Maybe she should try mountain biking? 

I've never done a road race.


----------



## Creakyknees (Sep 21, 2003)

She did the right thing - when you're solo and up against a strong team that doesn't want to work, sitting in and sprinting is smart.

If the other ladies don't like that, too bad.

.


----------



## Andrea138 (Mar 10, 2008)

Yep. When you're outnumbered and you have a decent sprint, then just stay in the group and refuse to work.
If you're in a mixed-team group, then sure, take some pulls, but, from my experience, women generally suck at taking their time up front in that situation. They'll try to make you stay up there, and when you go to pull through, they'll just stick on your wheel (which likely would have been the case if she'd taken a pull in her situation). In that case, be a b*tch and sit straight up, pull to the left, and slow to about 14mph. It will force SOMEONE to take your place. 

My strategy in that situation is to A)run over stuff like potholes/manhole covers that aren't dangerous/flat-causing but would generally be avoided for comfort's sake. B)Attack like hell and make them pay for racing like 12 year old girls.


----------



## kretzel (Aug 1, 2007)

*tactics*

If you hear the other girls complaining b/c you are using smart race tactics, just smile on the inside 'cuz you are already working them over mentally.

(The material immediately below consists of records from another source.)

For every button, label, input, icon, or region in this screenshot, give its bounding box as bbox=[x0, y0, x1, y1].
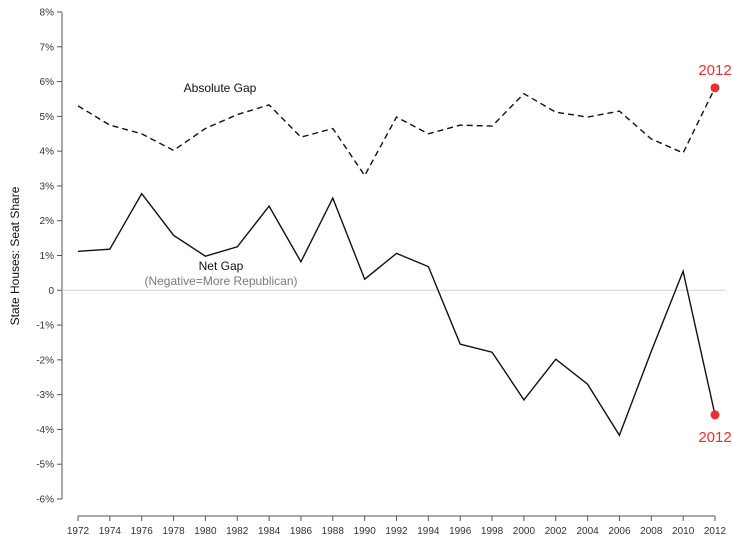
x-tick-label: 1988 bbox=[322, 526, 345, 537]
net-gap-label: Net Gap bbox=[199, 259, 244, 273]
x-tick-label: 1990 bbox=[354, 526, 377, 537]
x-tick-label: 2002 bbox=[545, 526, 568, 537]
y-tick-label: -3% bbox=[36, 390, 54, 401]
x-tick-label: 2008 bbox=[640, 526, 663, 537]
x-tick-label: 1984 bbox=[258, 526, 281, 537]
y-tick-label: -2% bbox=[36, 355, 54, 366]
y-tick-label: 6% bbox=[40, 77, 55, 88]
absolute-gap-line bbox=[77, 87, 716, 177]
x-tick-label: 2004 bbox=[576, 526, 599, 537]
y-tick-label: 1% bbox=[40, 251, 55, 262]
absolute-gap-2012-point bbox=[710, 83, 720, 93]
highlight-label-net: 2012 bbox=[698, 429, 731, 446]
y-tick-label: 0 bbox=[48, 286, 54, 297]
y-tick-label: 2% bbox=[40, 216, 55, 227]
y-tick-label: -6% bbox=[36, 495, 54, 506]
y-tick-label: -1% bbox=[36, 321, 54, 332]
y-axis-title: State Houses: Seat Share bbox=[8, 186, 22, 325]
absolute-gap-label: Absolute Gap bbox=[184, 81, 257, 95]
y-tick-label: -4% bbox=[36, 425, 54, 436]
x-tick-label: 1972 bbox=[67, 526, 90, 537]
x-tick-label: 1986 bbox=[290, 526, 313, 537]
x-tick-label: 1992 bbox=[385, 526, 408, 537]
y-tick-label: 4% bbox=[40, 147, 55, 158]
series-lines bbox=[77, 87, 716, 437]
x-tick-label: 1998 bbox=[481, 526, 504, 537]
y-tick-label: 3% bbox=[40, 181, 55, 192]
net-gap-sublabel: (Negative=More Republican) bbox=[144, 274, 297, 288]
x-tick-label: 2000 bbox=[513, 526, 536, 537]
x-tick-label: 1980 bbox=[194, 526, 217, 537]
x-tick-label: 2010 bbox=[672, 526, 695, 537]
net-gap-2012-point bbox=[710, 410, 720, 420]
x-tick-label: 1978 bbox=[162, 526, 185, 537]
y-tick-label: 5% bbox=[40, 112, 55, 123]
x-tick-label: 1974 bbox=[99, 526, 122, 537]
x-tick-label: 1996 bbox=[449, 526, 472, 537]
highlight-label-absolute: 2012 bbox=[698, 62, 731, 79]
x-tick-label: 1982 bbox=[226, 526, 249, 537]
y-tick-label: 8% bbox=[40, 8, 55, 19]
x-tick-label: 2012 bbox=[704, 526, 727, 537]
x-axis: 1972 1974 1976 1978 1980 1982 1984 1986 1988 1990… bbox=[67, 515, 727, 537]
y-tick-label: -5% bbox=[36, 460, 54, 471]
highlight-points bbox=[710, 83, 720, 420]
x-tick-label: 1994 bbox=[417, 526, 440, 537]
y-axis: -6% -5% -4% -3% -2% -1% 0 1% 2% 3% 4% 5% 6% 7% 8% bbox=[36, 8, 63, 506]
y-tick-label: 7% bbox=[40, 42, 55, 53]
x-tick-label: 1976 bbox=[131, 526, 154, 537]
x-tick-label: 2006 bbox=[608, 526, 631, 537]
net-gap-line bbox=[77, 192, 716, 437]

Trying to make someone work when the situation dictates that they don't need to work is just a waste of energy and a sign of frustration. 

Sounds like this Ski Utah team is somewhat organized though, which is unheard of in men's Cat 4 level racing. Maybe women don't wait til they are Cat 1/2's to learn team tactics? Good for them!


----------



## Andrea138 (Mar 10, 2008)

kretzel said:


> If you hear the other girls complaining b/c you are using smart race tactics, just smile on the inside 'cuz you are already working them over mentally. Trying to make someone work when the situation dictates that they don't need to work is just a waste of energy and a sign of frustration.
> 
> Sounds like this Ski Utah team is somewhat organized though, which is unheard of in men's Cat 4 level racing. Maybe women don't wait til they are Cat 1/2's to learn team tactics? Good for them!

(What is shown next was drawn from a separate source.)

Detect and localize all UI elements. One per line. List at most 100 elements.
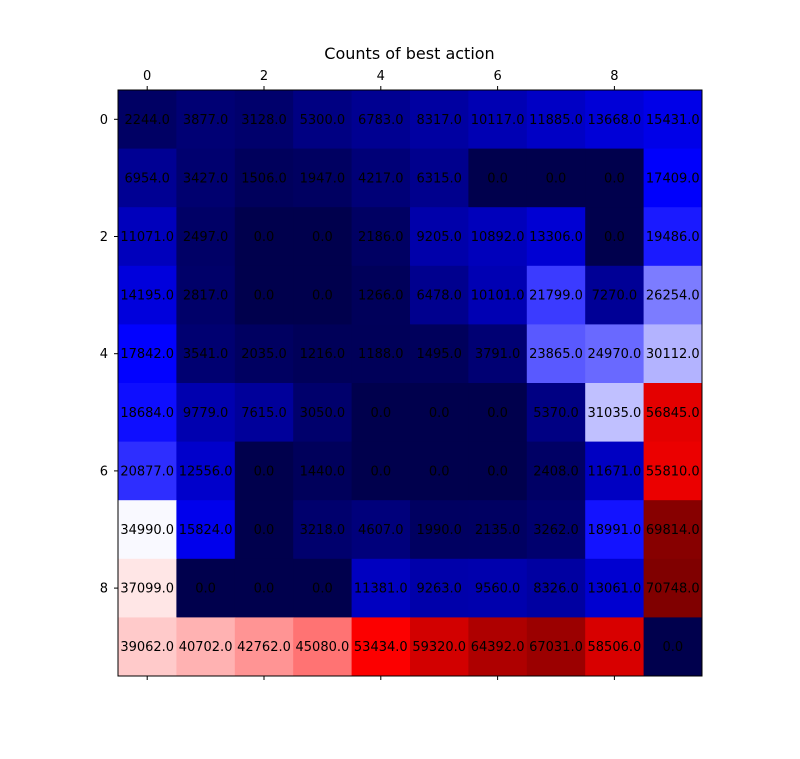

So true. A lot of women have to start out by learning how to race solo against each other because at the local/regional level, there tend to be fewer women's teams out there with riders that can stick together in a tough race.


----------



## android (Nov 20, 2007)

She sounds like a natural. She made a lot of good decisions for a newbie and did well against huge odds. I would say she should go out there and beat some ski utah girls again. Since she is not on a team, she can easily change her jersey, helmet and appearance and they might not recognize her for a few more races. Of course after she takes top 5 finishes a few more times, it will be much harder to hide.


----------



## iliveonnitro (Feb 19, 2006)

Andrea138 said:


> So true. A lot of women have to start out by learning how to race solo against each other because at the local/regional level, there tend to be fewer women's teams out there with riders that can stick together in a tough race.


That isn't a bad thing. Learning to race without a team makes you a stronger, smarter rider.


----------



## MerlinAma (Oct 11, 2005)

A young lady in our riding group started racing last year and had to learn about "team tactics" by experience. She is very strong and would get bored just riding along. But she had no teammates so it was difficult for her to win unless she could breakaway on a climb not too far from the finish.

I always remember a race where Hincapie was in a breakaway with no teammates and the other three (or four) were from the same team. They interviewed Johan Bruyneel after George lost and asked if he was disappointed. Johan replied "four beats one, every time!" and then reiterated, "every time!".

By the way, if the Ski Utah team says a "cling-on" beat them, then they obviously weren't fast enough or smart enough for the win. That's bike racing.


----------